Tags: #Ciencia Ficción

Materia (2 page)

–Voy a sincronizar el de reconocimiento con el cuchillo para que lo siga por detrás –dijo el dron. En pocos momentos la base plana y circular del misil cuchillo aparecía como un punto en el centro de la imagen del misil de reconocimiento y después se expandió hasta que dio la impresión de que la pequeña máquina estaba a solo un metro de la más grande–. ¡Allá van los alabeos! –dijo Xuss, y parecía emocionado–. ¿Los ves?

Dos puntas de flecha, una a cada lado, se desprendieron del cuerpo principal del misil cuchillo, se separaron un poco y desaparecieron. Los monofilamentos que todavía unían cada uno de los pequeños alabeos al misil cuchillo eran invisibles. La imagen cambió cuando el misil de reconocimiento se retrasó un poco y subió para mostrar casi todo el ejército que tenía delante.

–Haré que el cuchillo les dé un zumbido a los cables –dijo el dron.

–¿Qué significa eso?

–Los hace vibrar de modo que cuando los monofilamentos atraviesen lo que sea, será como si lo rebanara un hacha de guerra increíblemente afilada en lugar de la cuchilla más cortante del mundo –dijo el dron con tono servicial.

La pantalla que mostraba lo que veía el misil de reconocimiento descubrió un árbol a unos cien metros por detrás del último carro que pasaba rodando. El árbol se sacudió y las tres cuartas partes superiores se deslizaron en un ángulo agudo por el tocón inclinado que era el cuarto inferior antes de caer al polvo.

–Se ha llevado un buen golpe –dijo el dron, que volvió a brillar por un instante con un tono rosado, parecía divertido. Los carros y las máquinas de asedio llenaron la imagen procedente del misil cuchillo–. En realidad, el primer trozo es el más complicado...

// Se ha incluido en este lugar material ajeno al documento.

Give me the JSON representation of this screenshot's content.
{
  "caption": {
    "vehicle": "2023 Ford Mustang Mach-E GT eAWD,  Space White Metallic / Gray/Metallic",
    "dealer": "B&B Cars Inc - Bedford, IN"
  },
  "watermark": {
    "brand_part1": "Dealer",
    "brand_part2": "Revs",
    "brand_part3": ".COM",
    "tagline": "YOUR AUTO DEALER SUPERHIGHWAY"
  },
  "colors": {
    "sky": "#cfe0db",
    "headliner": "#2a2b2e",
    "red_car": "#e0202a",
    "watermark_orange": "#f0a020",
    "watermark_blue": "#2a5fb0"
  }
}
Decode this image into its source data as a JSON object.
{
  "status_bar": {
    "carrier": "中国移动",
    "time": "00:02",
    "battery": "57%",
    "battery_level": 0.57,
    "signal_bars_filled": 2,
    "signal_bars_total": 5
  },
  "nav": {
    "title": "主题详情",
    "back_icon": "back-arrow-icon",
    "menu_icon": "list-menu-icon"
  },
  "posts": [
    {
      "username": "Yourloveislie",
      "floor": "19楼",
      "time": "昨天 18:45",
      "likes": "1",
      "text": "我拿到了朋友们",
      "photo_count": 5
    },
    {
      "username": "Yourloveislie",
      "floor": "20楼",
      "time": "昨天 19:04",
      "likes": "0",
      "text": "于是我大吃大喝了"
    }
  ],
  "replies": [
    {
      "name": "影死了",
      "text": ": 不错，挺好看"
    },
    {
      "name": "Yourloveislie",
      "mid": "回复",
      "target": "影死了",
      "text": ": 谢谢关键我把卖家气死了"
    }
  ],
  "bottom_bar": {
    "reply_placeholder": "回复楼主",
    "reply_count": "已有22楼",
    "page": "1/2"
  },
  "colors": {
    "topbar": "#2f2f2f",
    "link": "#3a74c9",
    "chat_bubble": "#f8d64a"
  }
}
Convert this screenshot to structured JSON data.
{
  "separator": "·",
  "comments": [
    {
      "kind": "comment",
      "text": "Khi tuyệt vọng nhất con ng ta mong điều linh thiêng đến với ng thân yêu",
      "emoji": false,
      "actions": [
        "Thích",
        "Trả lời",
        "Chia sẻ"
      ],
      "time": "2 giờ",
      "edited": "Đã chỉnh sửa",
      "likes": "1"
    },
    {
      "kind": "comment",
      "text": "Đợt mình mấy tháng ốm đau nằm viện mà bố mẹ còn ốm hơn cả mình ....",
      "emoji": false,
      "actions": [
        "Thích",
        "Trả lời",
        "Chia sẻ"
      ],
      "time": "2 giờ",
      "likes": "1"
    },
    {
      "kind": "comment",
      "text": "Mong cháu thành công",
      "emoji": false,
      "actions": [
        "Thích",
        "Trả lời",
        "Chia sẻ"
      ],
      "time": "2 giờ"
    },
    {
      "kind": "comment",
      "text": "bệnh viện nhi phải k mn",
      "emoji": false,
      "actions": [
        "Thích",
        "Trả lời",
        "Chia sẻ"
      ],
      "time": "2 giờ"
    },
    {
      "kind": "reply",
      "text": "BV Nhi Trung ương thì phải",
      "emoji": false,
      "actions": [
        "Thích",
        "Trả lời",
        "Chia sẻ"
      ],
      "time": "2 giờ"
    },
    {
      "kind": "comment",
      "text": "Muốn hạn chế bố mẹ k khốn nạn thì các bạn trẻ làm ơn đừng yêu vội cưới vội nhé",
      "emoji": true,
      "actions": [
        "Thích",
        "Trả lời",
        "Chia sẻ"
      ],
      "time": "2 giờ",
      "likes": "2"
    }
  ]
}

Los techos de tela de los carromatos cubiertos se alzaron en el aire como pájaros recién liberados; las argollas tensadas de madera (rebanadas de un golpe) se soltaron de repente. Las gigantescas y sólidas ruedas de las catapultas, los trabuquetes y las máquinas de asedio se desprendieron al siguiente giro y las grandes estructuras de madera se detuvieron en seco, las mitades superiores de algunas, también traspasadas, se adelantaron con la sacudida. Trozos de cuerda, gruesos como brazos, apenas un momento antes tensos y apretados, sólidos como rocas, estallaron como muelles recién liberados y después aletearon como simples cordeles. El misil de reconocimiento se coló entre las máquinas caídas y destrozadas; los hombres que viajaban dentro y alrededor de las carretas y las máquinas de asedio comenzaban ya a reaccionar. El misil cuchillo continuó precipitándose hacia los soldados de infantería que tenía justo delante. Se zambulló entre la masa de lanzas, picas, mástiles de gallardetes, estandartes y banderas y los segó, convirtiéndolos en un revoltijo de madera rebanada, filos al aire y aleteos de banderas.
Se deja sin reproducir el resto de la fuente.